Accordingly, sample PS2 was analysed, leading to the sedimentation rate and mean particle size as displayed in Table 2. The particle diameters of PS1 and PS2 are 19.88 µm and 39.54 µm, respectively. Notably, the calculated particle diameters of the two samples are almost the same as the values given by the producer (Table 1), which confirms that is it possible to calculate mean particle diameter utilising the sedimentation rate.

Fig. 3: Intensity vs. position diagrams of transmission (top) and backscattering (bottom)

Sample Transmission sedimentation rate Transmission mean particle diameter Backscattering sedimentation rate Backscattering mean particle diameter
PS1 0.6262 mm/min 19.88 μm 0.6294 mm/min 19.93 μm
PS2 2.725 mm/min 39.54 μm 2.777 mm/min 39.91 μm

Table 2: Sedimentation rate and mean particle diameter evaluated based on transmission and backscattering signal

Furthermore, the mean particle diameters of PS1 and PS2 were calculated using backscattering signals by setting the trigger line at the median value of around 15 %. As shown in Table 2, the mean particle diameters calculated this way are around 20 µm (PS1) and 40 µm (PS2), which are similar to the results obtained using the transmission signals earlier. It can be concluded that the changes in both transmission and backscattering signals are able to be used for evaluating mean particle size utilising the sedimentation rate.
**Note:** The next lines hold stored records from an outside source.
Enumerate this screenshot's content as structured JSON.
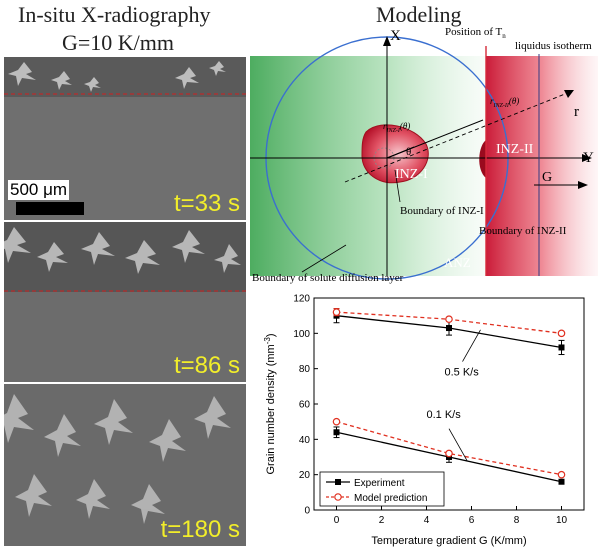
{
  "left_title": "In-situ X-radiography",
  "gradient_label": "G=10 K/mm",
  "scale_bar_label": "500 μm",
  "frames": [
    {
      "time": "t=33 s"
    },
    {
      "time": "t=86 s"
    },
    {
      "time": "t=180 s"
    }
  ],
  "model_title": "Modeling",
  "diagram": {
    "axis_x": "X",
    "axis_y": "Y",
    "axis_r": "r",
    "angle": "θ",
    "position_tn": "Position of T",
    "position_tn_sub": "n",
    "liquidus": "liquidus isotherm",
    "inz1": "INZ-I",
    "inz2": "INZ-II",
    "anz": "ANZ",
    "g_label": "G",
    "r_inz1": "r",
    "r_inz1_sub": "INZ-I",
    "r_inz1_arg": "(θ)",
    "r_inz2": "r",
    "r_inz2_sub": "INZ-II",
    "r_inz2_arg": "(θ)",
    "boundary_inz1": "Boundary of INZ-I",
    "boundary_inz2": "Boundary of INZ-II",
    "boundary_solute": "Boundary of  solute diffusion layer",
    "colors": {
      "green": "#3fae4f",
      "red": "#d42a3a",
      "blue": "#3a6fd0"
    }
  },
  "chart_data": {
    "type": "line",
    "xlabel": "Temperature gradient G (K/mm)",
    "ylabel": "Grain number density (mm",
    "ylabel_sup": "-3",
    "ylabel_end": ")",
    "xlim": [
      -1,
      11
    ],
    "ylim": [
      0,
      120
    ],
    "xticks": [
      0,
      2,
      4,
      6,
      8,
      10
    ],
    "yticks": [
      0,
      20,
      40,
      60,
      80,
      100,
      120
    ],
    "series": [
      {
        "name": "Experiment",
        "group": "0.5 K/s",
        "x": [
          0,
          5,
          10
        ],
        "y": [
          110,
          103,
          92
        ],
        "err": [
          4,
          4,
          4
        ],
        "style": "solid",
        "marker": "square",
        "color": "#000000"
      },
      {
        "name": "Model prediction",
        "group": "0.5 K/s",
        "x": [
          0,
          5,
          10
        ],
        "y": [
          112,
          108,
          100
        ],
        "err": [
          2,
          0,
          0
        ],
        "style": "dashed",
        "marker": "circle-open",
        "color": "#e03020"
      },
      {
        "name": "Experiment",
        "group": "0.1 K/s",
        "x": [
          0,
          5,
          10
        ],
        "y": [
          44,
          30,
          16
        ],
        "err": [
          3,
          3,
          1
        ],
        "style": "solid",
        "marker": "square",
        "color": "#000000"
      },
      {
        "name": "Model prediction",
        "group": "0.1 K/s",
        "x": [
          0,
          5,
          10
        ],
        "y": [
          50,
          32,
          20
        ],
        "err": [
          0,
          0,
          0
        ],
        "style": "dashed",
        "marker": "circle-open",
        "color": "#e03020"
      }
    ],
    "annotations": [
      "0.5 K/s",
      "0.1 K/s"
    ],
    "legend": [
      "Experiment",
      "Model prediction"
    ],
    "legend_position": "bottom-left"
  }
}
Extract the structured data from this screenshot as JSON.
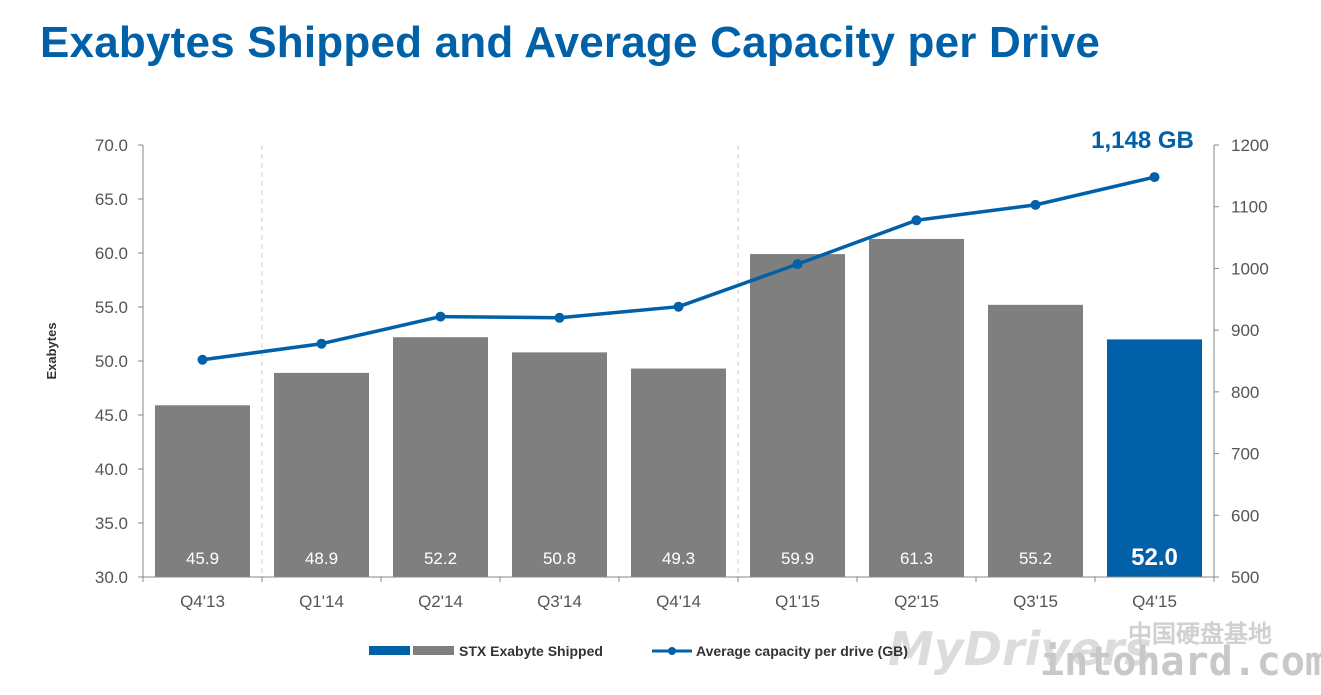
{
  "page_title": "Exabytes Shipped and Average Capacity per Drive",
  "chart_data": {
    "type": "bar",
    "title": "Exabytes Shipped and Average Capacity per Drive",
    "categories": [
      "Q4'13",
      "Q1'14",
      "Q2'14",
      "Q3'14",
      "Q4'14",
      "Q1'15",
      "Q2'15",
      "Q3'15",
      "Q4'15"
    ],
    "series": [
      {
        "name": "STX Exabyte Shipped",
        "type": "bar",
        "axis": "left",
        "values": [
          45.9,
          48.9,
          52.2,
          50.8,
          49.3,
          59.9,
          61.3,
          55.2,
          52.0
        ],
        "labels": [
          "45.9",
          "48.9",
          "52.2",
          "50.8",
          "49.3",
          "59.9",
          "61.3",
          "55.2",
          "52.0"
        ],
        "color": "#7f7f7f",
        "highlight_index": 8,
        "highlight_color": "#0060a8"
      },
      {
        "name": "Average capacity per drive (GB)",
        "type": "line",
        "axis": "right",
        "values": [
          852,
          878,
          922,
          920,
          938,
          1007,
          1078,
          1103,
          1148
        ],
        "color": "#0060a8"
      }
    ],
    "ylabel": "Exabytes",
    "ylim": [
      30,
      70
    ],
    "yticks": [
      "30.0",
      "35.0",
      "40.0",
      "45.0",
      "50.0",
      "55.0",
      "60.0",
      "65.0",
      "70.0"
    ],
    "y2lim": [
      500,
      1200
    ],
    "y2ticks": [
      "500",
      "600",
      "700",
      "800",
      "900",
      "1000",
      "1100",
      "1200"
    ],
    "annotation": "1,148 GB",
    "legend_position": "bottom",
    "grid": false,
    "dashed_separators_after": [
      "Q4'13",
      "Q4'14"
    ]
  },
  "watermark": {
    "text1": "MyDrivers",
    "text2": "intohard.com",
    "text3": "中国硬盘基地"
  }
}
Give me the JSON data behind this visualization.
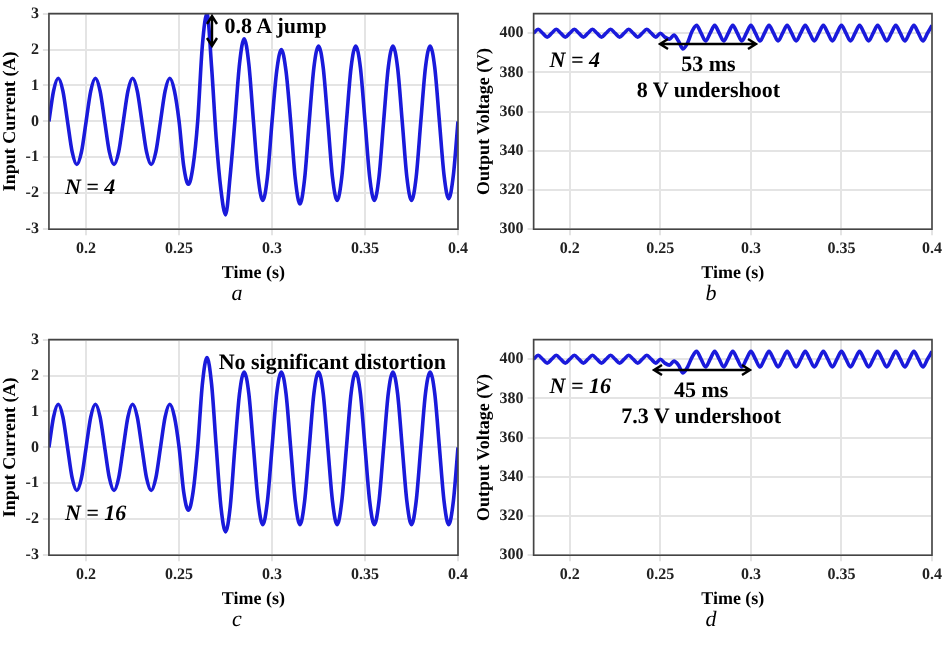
{
  "chart_data": [
    {
      "type": "line",
      "xlabel": "Time (s)",
      "ylabel": "Input Current (A)",
      "annotations": [
        "N = 4",
        {
          "text": "0.8 A jump",
          "x": 0.268,
          "y": 3
        },
        "a"
      ],
      "x": [
        0.18,
        0.1825,
        0.185,
        0.1875,
        0.19,
        0.1925,
        0.195,
        0.1975,
        0.2,
        0.2025,
        0.205,
        0.2075,
        0.21,
        0.2125,
        0.215,
        0.2175,
        0.22,
        0.2225,
        0.225,
        0.2275,
        0.23,
        0.2325,
        0.235,
        0.2375,
        0.24,
        0.2425,
        0.245,
        0.2475,
        0.25,
        0.2525,
        0.255,
        0.2575,
        0.26,
        0.2625,
        0.265,
        0.2675,
        0.27,
        0.2725,
        0.275,
        0.2775,
        0.28,
        0.2825,
        0.285,
        0.2875,
        0.29,
        0.2925,
        0.295,
        0.2975,
        0.3,
        0.3025,
        0.305,
        0.3075,
        0.31,
        0.3125,
        0.315,
        0.3175,
        0.32,
        0.3225,
        0.325,
        0.3275,
        0.33,
        0.3325,
        0.335,
        0.3375,
        0.34,
        0.3425,
        0.345,
        0.3475,
        0.35,
        0.3525,
        0.355,
        0.3575,
        0.36,
        0.3625,
        0.365,
        0.3675,
        0.37,
        0.3725,
        0.375,
        0.3775,
        0.38,
        0.3825,
        0.385,
        0.3875,
        0.39,
        0.3925,
        0.395,
        0.3975,
        0.4
      ],
      "values": [
        0,
        0.85,
        1.2,
        0.85,
        0,
        -0.85,
        -1.2,
        -0.85,
        0,
        0.85,
        1.2,
        0.85,
        0,
        -0.85,
        -1.2,
        -0.85,
        0,
        0.85,
        1.2,
        0.85,
        0,
        -0.85,
        -1.2,
        -0.85,
        0,
        0.85,
        1.2,
        0.85,
        0,
        -1.25,
        -1.75,
        -1.25,
        0,
        2.1,
        3,
        1.5,
        -0.5,
        -1.9,
        -2.6,
        -1.5,
        0,
        1.6,
        2.3,
        1.6,
        0,
        -1.55,
        -2.2,
        -1.55,
        0,
        1.4,
        2,
        1.4,
        0,
        -1.6,
        -2.3,
        -1.6,
        0,
        1.5,
        2.1,
        1.5,
        0,
        -1.55,
        -2.2,
        -1.55,
        0,
        1.5,
        2.1,
        1.5,
        0,
        -1.55,
        -2.2,
        -1.55,
        0,
        1.5,
        2.1,
        1.5,
        0,
        -1.55,
        -2.2,
        -1.55,
        0,
        1.5,
        2.1,
        1.5,
        0,
        -1.5,
        -2.15,
        -1.5,
        0
      ],
      "color": "#1a1adb",
      "xlim": [
        0.18,
        0.4
      ],
      "xticks": [
        0.2,
        0.25,
        0.3,
        0.35,
        0.4
      ],
      "ylim": [
        -3,
        3
      ],
      "yticks": [
        -3,
        -2,
        -1,
        0,
        1,
        2,
        3
      ],
      "grid": true,
      "legend": false,
      "marker": "none"
    },
    {
      "type": "line",
      "xlabel": "Time (s)",
      "ylabel": "Output Voltage (V)",
      "annotations": [
        "N = 4",
        {
          "text": "53 ms",
          "x": 0.2765,
          "y": 395
        },
        "8 V undershoot",
        "b"
      ],
      "x": [
        0.18,
        0.1825,
        0.185,
        0.1875,
        0.19,
        0.1925,
        0.195,
        0.1975,
        0.2,
        0.2025,
        0.205,
        0.2075,
        0.21,
        0.2125,
        0.215,
        0.2175,
        0.22,
        0.2225,
        0.225,
        0.2275,
        0.23,
        0.2325,
        0.235,
        0.2375,
        0.24,
        0.2425,
        0.245,
        0.2475,
        0.25,
        0.2525,
        0.255,
        0.2575,
        0.26,
        0.2625,
        0.265,
        0.2675,
        0.27,
        0.2725,
        0.275,
        0.2775,
        0.28,
        0.2825,
        0.285,
        0.2875,
        0.29,
        0.2925,
        0.295,
        0.2975,
        0.3,
        0.3025,
        0.305,
        0.3075,
        0.31,
        0.3125,
        0.315,
        0.3175,
        0.32,
        0.3225,
        0.325,
        0.3275,
        0.33,
        0.3325,
        0.335,
        0.3375,
        0.34,
        0.3425,
        0.345,
        0.3475,
        0.35,
        0.3525,
        0.355,
        0.3575,
        0.36,
        0.3625,
        0.365,
        0.3675,
        0.37,
        0.3725,
        0.375,
        0.3775,
        0.38,
        0.3825,
        0.385,
        0.3875,
        0.39,
        0.3925,
        0.395,
        0.3975,
        0.4
      ],
      "values": [
        400,
        402,
        400,
        398,
        400,
        402,
        400,
        398,
        400,
        402,
        400,
        398,
        400,
        402,
        400,
        398,
        400,
        402,
        400,
        398,
        400,
        402,
        400,
        398,
        400,
        402,
        400,
        398,
        400,
        398,
        397,
        399,
        396,
        392,
        395,
        401,
        404,
        400,
        396,
        400,
        404,
        400,
        396,
        400,
        404,
        400,
        396,
        400,
        404,
        400,
        396,
        400,
        404,
        400,
        396,
        400,
        404,
        400,
        396,
        400,
        404,
        400,
        396,
        400,
        404,
        400,
        396,
        400,
        404,
        400,
        396,
        400,
        404,
        400,
        396,
        400,
        404,
        400,
        396,
        400,
        404,
        400,
        396,
        400,
        404,
        400,
        396,
        400,
        404
      ],
      "color": "#1a1adb",
      "xlim": [
        0.18,
        0.4
      ],
      "xticks": [
        0.2,
        0.25,
        0.3,
        0.35,
        0.4
      ],
      "ylim": [
        300,
        410
      ],
      "yticks": [
        300,
        320,
        340,
        360,
        380,
        400
      ],
      "grid": true,
      "legend": false,
      "marker": "none"
    },
    {
      "type": "line",
      "xlabel": "Time (s)",
      "ylabel": "Input Current (A)",
      "annotations": [
        "N = 16",
        "No significant distortion",
        "c"
      ],
      "x": [
        0.18,
        0.1825,
        0.185,
        0.1875,
        0.19,
        0.1925,
        0.195,
        0.1975,
        0.2,
        0.2025,
        0.205,
        0.2075,
        0.21,
        0.2125,
        0.215,
        0.2175,
        0.22,
        0.2225,
        0.225,
        0.2275,
        0.23,
        0.2325,
        0.235,
        0.2375,
        0.24,
        0.2425,
        0.245,
        0.2475,
        0.25,
        0.2525,
        0.255,
        0.2575,
        0.26,
        0.2625,
        0.265,
        0.2675,
        0.27,
        0.2725,
        0.275,
        0.2775,
        0.28,
        0.2825,
        0.285,
        0.2875,
        0.29,
        0.2925,
        0.295,
        0.2975,
        0.3,
        0.3025,
        0.305,
        0.3075,
        0.31,
        0.3125,
        0.315,
        0.3175,
        0.32,
        0.3225,
        0.325,
        0.3275,
        0.33,
        0.3325,
        0.335,
        0.3375,
        0.34,
        0.3425,
        0.345,
        0.3475,
        0.35,
        0.3525,
        0.355,
        0.3575,
        0.36,
        0.3625,
        0.365,
        0.3675,
        0.37,
        0.3725,
        0.375,
        0.3775,
        0.38,
        0.3825,
        0.385,
        0.3875,
        0.39,
        0.3925,
        0.395,
        0.3975,
        0.4
      ],
      "values": [
        0,
        0.85,
        1.2,
        0.85,
        0,
        -0.85,
        -1.2,
        -0.85,
        0,
        0.85,
        1.2,
        0.85,
        0,
        -0.85,
        -1.2,
        -0.85,
        0,
        0.85,
        1.2,
        0.85,
        0,
        -0.85,
        -1.2,
        -0.85,
        0,
        0.85,
        1.2,
        0.85,
        0,
        -1.25,
        -1.75,
        -1.25,
        0,
        1.75,
        2.5,
        1.75,
        0,
        -1.65,
        -2.35,
        -1.65,
        0,
        1.5,
        2.1,
        1.5,
        0,
        -1.5,
        -2.15,
        -1.5,
        0,
        1.5,
        2.1,
        1.5,
        0,
        -1.5,
        -2.15,
        -1.5,
        0,
        1.5,
        2.1,
        1.5,
        0,
        -1.5,
        -2.15,
        -1.5,
        0,
        1.5,
        2.1,
        1.5,
        0,
        -1.5,
        -2.15,
        -1.5,
        0,
        1.5,
        2.1,
        1.5,
        0,
        -1.5,
        -2.15,
        -1.5,
        0,
        1.5,
        2.1,
        1.5,
        0,
        -1.5,
        -2.15,
        -1.5,
        0
      ],
      "color": "#1a1adb",
      "xlim": [
        0.18,
        0.4
      ],
      "xticks": [
        0.2,
        0.25,
        0.3,
        0.35,
        0.4
      ],
      "ylim": [
        -3,
        3
      ],
      "yticks": [
        -3,
        -2,
        -1,
        0,
        1,
        2,
        3
      ],
      "grid": true,
      "legend": false,
      "marker": "none"
    },
    {
      "type": "line",
      "xlabel": "Time (s)",
      "ylabel": "Output Voltage (V)",
      "annotations": [
        "N = 16",
        {
          "text": "45 ms",
          "x": 0.2725,
          "y": 395
        },
        "7.3 V undershoot",
        "d"
      ],
      "x": [
        0.18,
        0.1825,
        0.185,
        0.1875,
        0.19,
        0.1925,
        0.195,
        0.1975,
        0.2,
        0.2025,
        0.205,
        0.2075,
        0.21,
        0.2125,
        0.215,
        0.2175,
        0.22,
        0.2225,
        0.225,
        0.2275,
        0.23,
        0.2325,
        0.235,
        0.2375,
        0.24,
        0.2425,
        0.245,
        0.2475,
        0.25,
        0.2525,
        0.255,
        0.2575,
        0.26,
        0.2625,
        0.265,
        0.2675,
        0.27,
        0.2725,
        0.275,
        0.2775,
        0.28,
        0.2825,
        0.285,
        0.2875,
        0.29,
        0.2925,
        0.295,
        0.2975,
        0.3,
        0.3025,
        0.305,
        0.3075,
        0.31,
        0.3125,
        0.315,
        0.3175,
        0.32,
        0.3225,
        0.325,
        0.3275,
        0.33,
        0.3325,
        0.335,
        0.3375,
        0.34,
        0.3425,
        0.345,
        0.3475,
        0.35,
        0.3525,
        0.355,
        0.3575,
        0.36,
        0.3625,
        0.365,
        0.3675,
        0.37,
        0.3725,
        0.375,
        0.3775,
        0.38,
        0.3825,
        0.385,
        0.3875,
        0.39,
        0.3925,
        0.395,
        0.3975,
        0.4
      ],
      "values": [
        400,
        402,
        400,
        398,
        400,
        402,
        400,
        398,
        400,
        402,
        400,
        398,
        400,
        402,
        400,
        398,
        400,
        402,
        400,
        398,
        400,
        402,
        400,
        398,
        400,
        402,
        400,
        398,
        400,
        398,
        397,
        399,
        397,
        393,
        396,
        401,
        404,
        400,
        396,
        400,
        404,
        400,
        396,
        400,
        404,
        400,
        396,
        400,
        404,
        400,
        396,
        400,
        404,
        400,
        396,
        400,
        404,
        400,
        396,
        400,
        404,
        400,
        396,
        400,
        404,
        400,
        396,
        400,
        404,
        400,
        396,
        400,
        404,
        400,
        396,
        400,
        404,
        400,
        396,
        400,
        404,
        400,
        396,
        400,
        404,
        400,
        396,
        400,
        404
      ],
      "color": "#1a1adb",
      "xlim": [
        0.18,
        0.4
      ],
      "xticks": [
        0.2,
        0.25,
        0.3,
        0.35,
        0.4
      ],
      "ylim": [
        300,
        410
      ],
      "yticks": [
        300,
        320,
        340,
        360,
        380,
        400
      ],
      "grid": true,
      "legend": false,
      "marker": "none"
    }
  ]
}
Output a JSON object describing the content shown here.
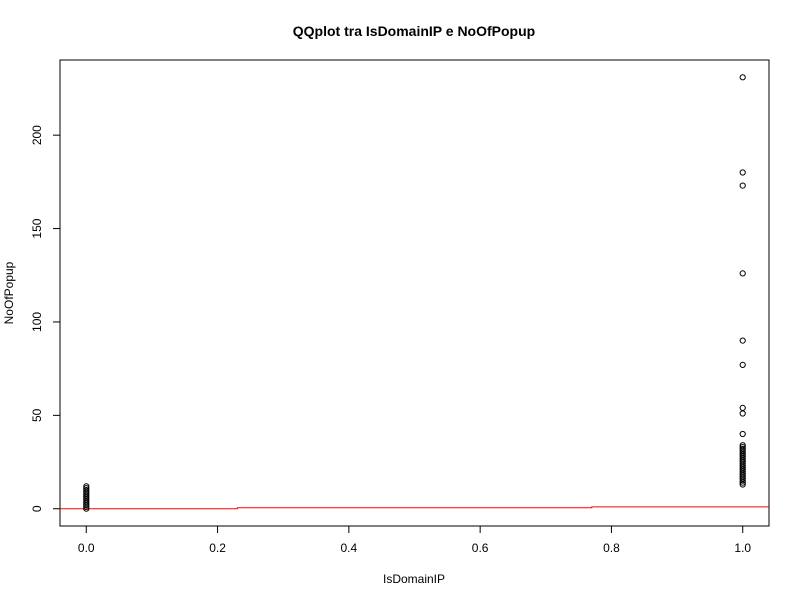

Evidently, the above results underline the excellent applicability of MultiScan MS 20 not only to analyse stability issues, but also to calculate mean particle size with high validity.

Fig. 4: Evaluation of sedimentation rate and mean particle size for PS1


Using the MultiScan MS 20 stability analysis system and its corresponding MSC software, an easy and fast way to evaluate mean particle size could be demonstrated. It has been proven that MS 20 can provide a valid measurement of mean particle sizes using the sedimentation rate, which is helpful in a wide range of research and industry fields, such as food, chemistry and pharma.